This September a group of 10 St Mungo’s clients climbed Scafell Pike, England’s highest peak. The challenge was the idea of St Mungo’s client and volunteer Mandy. She explains more about how she wanted to take part to remember all those who have died sleeping rough and to show it is possible to recover from homelessness.
I’m Mandy, I live in Islington with my dog Skye and I volunteer for St Mungo’s, the charity that helps people experiencing homelessness. On 3 September, I stood on top of the highest peak in England and it was one of the proudest moments of my life.
St Mungo’s helped me when I was sleeping rough
Unfortunately, life hasn’t always been this good. Throughout my life, I have struggled with mental illness and, due to family problems, I found myself homeless. In 2014, I slept on the streets for two and a half weeks.

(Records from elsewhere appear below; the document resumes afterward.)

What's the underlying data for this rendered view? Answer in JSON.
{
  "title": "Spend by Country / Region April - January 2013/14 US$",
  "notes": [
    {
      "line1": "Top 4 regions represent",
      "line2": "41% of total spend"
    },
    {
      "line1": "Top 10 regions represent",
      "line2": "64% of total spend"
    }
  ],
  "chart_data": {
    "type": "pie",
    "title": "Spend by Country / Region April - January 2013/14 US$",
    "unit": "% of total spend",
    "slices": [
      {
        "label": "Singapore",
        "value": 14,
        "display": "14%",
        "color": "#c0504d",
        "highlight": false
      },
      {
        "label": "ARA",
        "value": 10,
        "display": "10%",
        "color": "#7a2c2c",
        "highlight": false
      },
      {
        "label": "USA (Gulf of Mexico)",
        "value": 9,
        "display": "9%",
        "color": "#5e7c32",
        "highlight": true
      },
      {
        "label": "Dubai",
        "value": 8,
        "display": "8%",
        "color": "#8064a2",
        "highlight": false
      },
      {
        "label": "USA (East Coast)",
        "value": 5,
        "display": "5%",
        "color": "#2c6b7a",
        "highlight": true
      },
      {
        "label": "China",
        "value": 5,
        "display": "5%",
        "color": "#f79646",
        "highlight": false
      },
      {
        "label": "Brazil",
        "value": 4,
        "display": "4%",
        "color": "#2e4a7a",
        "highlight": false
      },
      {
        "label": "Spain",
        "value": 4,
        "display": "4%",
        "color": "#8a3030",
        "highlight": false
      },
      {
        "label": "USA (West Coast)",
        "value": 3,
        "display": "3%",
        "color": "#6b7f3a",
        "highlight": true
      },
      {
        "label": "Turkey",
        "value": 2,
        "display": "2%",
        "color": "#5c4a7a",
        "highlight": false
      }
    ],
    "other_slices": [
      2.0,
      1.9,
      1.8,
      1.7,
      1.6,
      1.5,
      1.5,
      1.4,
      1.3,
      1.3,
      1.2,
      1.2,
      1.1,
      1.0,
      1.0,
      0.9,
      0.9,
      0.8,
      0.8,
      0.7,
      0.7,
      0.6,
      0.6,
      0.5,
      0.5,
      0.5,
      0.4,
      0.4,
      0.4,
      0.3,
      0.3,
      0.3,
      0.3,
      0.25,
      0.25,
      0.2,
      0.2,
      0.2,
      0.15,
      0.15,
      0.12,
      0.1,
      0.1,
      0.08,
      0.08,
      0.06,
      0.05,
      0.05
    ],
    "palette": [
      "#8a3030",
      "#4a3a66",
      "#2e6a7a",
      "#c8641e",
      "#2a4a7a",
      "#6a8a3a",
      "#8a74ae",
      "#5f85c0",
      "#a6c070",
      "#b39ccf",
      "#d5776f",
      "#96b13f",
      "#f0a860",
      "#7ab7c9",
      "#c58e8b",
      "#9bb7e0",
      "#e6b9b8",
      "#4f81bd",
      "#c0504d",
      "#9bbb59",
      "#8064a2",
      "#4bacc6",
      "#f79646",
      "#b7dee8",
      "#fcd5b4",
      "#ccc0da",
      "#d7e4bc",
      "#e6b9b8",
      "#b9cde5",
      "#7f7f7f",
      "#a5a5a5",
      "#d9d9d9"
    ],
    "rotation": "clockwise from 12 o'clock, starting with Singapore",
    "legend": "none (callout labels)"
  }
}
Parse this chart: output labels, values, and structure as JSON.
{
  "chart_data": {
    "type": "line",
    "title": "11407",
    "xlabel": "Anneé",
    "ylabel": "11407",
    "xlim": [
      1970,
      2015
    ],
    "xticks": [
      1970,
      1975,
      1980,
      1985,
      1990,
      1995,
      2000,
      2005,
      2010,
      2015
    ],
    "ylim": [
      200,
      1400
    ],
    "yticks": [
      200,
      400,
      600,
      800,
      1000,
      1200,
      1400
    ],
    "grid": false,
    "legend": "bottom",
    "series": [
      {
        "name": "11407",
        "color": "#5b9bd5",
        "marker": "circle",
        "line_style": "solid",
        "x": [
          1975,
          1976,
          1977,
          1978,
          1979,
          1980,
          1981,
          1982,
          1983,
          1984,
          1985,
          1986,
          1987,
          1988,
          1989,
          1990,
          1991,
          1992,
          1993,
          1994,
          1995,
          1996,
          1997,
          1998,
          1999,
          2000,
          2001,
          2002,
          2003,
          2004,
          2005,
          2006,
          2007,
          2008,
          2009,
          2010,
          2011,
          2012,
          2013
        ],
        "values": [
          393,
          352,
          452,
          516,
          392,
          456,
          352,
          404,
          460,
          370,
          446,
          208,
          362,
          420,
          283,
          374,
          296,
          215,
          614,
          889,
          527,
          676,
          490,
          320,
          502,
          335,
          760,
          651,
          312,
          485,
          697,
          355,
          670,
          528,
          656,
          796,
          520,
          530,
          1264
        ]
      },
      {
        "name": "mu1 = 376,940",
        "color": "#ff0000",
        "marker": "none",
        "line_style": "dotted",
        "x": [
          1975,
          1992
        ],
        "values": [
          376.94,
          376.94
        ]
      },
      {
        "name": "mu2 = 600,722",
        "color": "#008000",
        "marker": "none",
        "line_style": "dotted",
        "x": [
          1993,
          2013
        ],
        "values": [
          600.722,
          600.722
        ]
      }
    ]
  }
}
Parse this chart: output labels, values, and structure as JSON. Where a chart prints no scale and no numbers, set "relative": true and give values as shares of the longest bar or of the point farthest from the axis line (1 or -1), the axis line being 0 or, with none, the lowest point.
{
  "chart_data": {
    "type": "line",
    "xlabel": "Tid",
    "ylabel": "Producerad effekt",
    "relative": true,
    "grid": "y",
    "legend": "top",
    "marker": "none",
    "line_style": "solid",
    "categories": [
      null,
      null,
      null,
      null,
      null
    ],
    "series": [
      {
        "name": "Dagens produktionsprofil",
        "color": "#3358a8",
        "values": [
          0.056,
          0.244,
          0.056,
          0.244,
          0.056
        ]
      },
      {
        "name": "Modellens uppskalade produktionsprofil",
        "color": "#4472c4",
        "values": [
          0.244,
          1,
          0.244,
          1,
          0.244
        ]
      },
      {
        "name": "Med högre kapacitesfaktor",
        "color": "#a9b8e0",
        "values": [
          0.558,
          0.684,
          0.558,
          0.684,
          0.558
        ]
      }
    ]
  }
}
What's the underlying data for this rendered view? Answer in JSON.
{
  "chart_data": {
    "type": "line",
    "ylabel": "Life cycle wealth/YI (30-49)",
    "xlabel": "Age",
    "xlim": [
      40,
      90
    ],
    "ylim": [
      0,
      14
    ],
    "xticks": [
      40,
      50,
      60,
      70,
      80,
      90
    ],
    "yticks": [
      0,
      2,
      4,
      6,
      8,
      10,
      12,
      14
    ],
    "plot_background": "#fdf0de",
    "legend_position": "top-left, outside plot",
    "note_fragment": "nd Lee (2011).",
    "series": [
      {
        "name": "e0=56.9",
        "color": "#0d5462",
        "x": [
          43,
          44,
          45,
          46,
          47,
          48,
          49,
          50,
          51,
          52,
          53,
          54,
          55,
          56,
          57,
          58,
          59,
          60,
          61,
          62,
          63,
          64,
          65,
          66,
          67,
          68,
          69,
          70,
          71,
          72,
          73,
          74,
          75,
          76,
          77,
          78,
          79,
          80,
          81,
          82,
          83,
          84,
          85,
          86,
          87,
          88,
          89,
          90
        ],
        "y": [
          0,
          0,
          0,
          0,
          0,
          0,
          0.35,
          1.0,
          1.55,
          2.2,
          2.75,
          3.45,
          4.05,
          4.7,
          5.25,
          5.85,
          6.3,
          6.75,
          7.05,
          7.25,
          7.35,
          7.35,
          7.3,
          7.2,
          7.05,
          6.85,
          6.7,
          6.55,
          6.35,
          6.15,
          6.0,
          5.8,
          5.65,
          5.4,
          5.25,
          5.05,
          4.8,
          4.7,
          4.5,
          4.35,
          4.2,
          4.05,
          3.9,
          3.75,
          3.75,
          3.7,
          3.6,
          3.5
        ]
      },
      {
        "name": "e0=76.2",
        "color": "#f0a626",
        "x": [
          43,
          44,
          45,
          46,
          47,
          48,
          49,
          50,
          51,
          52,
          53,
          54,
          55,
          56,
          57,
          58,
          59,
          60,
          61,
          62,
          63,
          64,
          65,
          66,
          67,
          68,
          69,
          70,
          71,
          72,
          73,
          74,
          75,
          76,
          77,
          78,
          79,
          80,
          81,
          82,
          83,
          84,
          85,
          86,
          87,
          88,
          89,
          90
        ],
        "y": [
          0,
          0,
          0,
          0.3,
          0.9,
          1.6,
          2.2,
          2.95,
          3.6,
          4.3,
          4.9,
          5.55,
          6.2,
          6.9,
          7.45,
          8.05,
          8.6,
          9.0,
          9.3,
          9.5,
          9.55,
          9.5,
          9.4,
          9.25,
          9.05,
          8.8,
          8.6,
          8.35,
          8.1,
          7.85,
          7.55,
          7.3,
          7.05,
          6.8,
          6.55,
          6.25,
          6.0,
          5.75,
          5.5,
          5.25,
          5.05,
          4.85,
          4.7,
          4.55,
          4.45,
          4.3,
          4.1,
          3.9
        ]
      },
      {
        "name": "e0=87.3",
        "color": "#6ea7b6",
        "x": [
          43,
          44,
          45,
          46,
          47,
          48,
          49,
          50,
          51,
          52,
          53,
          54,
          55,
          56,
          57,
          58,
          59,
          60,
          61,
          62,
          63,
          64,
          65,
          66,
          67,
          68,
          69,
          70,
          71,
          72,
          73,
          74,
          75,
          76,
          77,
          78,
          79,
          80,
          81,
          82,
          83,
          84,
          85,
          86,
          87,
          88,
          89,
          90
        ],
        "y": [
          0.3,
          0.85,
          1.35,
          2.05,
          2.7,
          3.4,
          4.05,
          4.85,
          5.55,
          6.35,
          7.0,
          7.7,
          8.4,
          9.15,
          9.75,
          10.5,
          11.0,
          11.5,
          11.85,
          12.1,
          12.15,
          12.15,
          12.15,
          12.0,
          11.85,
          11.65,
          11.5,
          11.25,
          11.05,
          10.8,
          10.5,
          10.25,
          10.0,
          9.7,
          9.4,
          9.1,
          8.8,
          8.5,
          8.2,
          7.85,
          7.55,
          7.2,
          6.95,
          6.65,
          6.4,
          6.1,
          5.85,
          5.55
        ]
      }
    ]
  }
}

Living on the streets became so tough that it led to an attempted suicide. However, after visiting a local church for a shower and some food, I was introduced to St Mungo’s. They offered Skye and myself a place in a hostel and I have lived in their accommodation ever since.
I’ve come a long way since then, which is why last year I had the idea to climb a mountain with other people with experience of homelessness. I wanted to do this to show it is possible to recover from homelessness and to remember all those who aren’t as lucky as me, who have sadly died sleeping rough. Our first mountain in 2017 was Snowdon and this year, we chose Scafell Pike.
Preparing for the 3,210ft summit
So on 3 September 2018, we all caught the train from London to Penrith in the Lake District and nervously waited overnight for the next day’s climb.
We were a mixed group of 10 men and women. Our age, our fitness, our hiking experience and our mental and physical health needs were all varied. But, we had one thing in common; we all knew what it felt to be homeless and we all wanted to prove that it is possible to recover from it. We did this alongside St Mungo’s staff, supporters and volunteers.
After next to no sleep in our youth hostel in Borrowdale due to nerves and excitement, we set off the next day at 7.30am for Scafell Pike. Walking the streets of London is second nature for lots of us. However rocky, steep terrain is different and it became clear quite quickly that it was going to be a challenge to get us all to the top. In fact, half way up, our guides became concerned that some of the group would not make it.
Reaching the peak
It took resilience, determination and a lot of encouragement but every single person reached the peak. I’ll never forget that moment. I’ve spent my life hiding under a rock and suddenly I was on top of the highest one in England!
What we didn’t realise, was that making our way down was going to be even harder. It took over 12 and a half hours before we arrived back at our youth hostel at 8pm in the evening.
When my aching body got into bed that night, I thought about how far I’ve come in the last six years and how grateful I am that I now have a place to call home.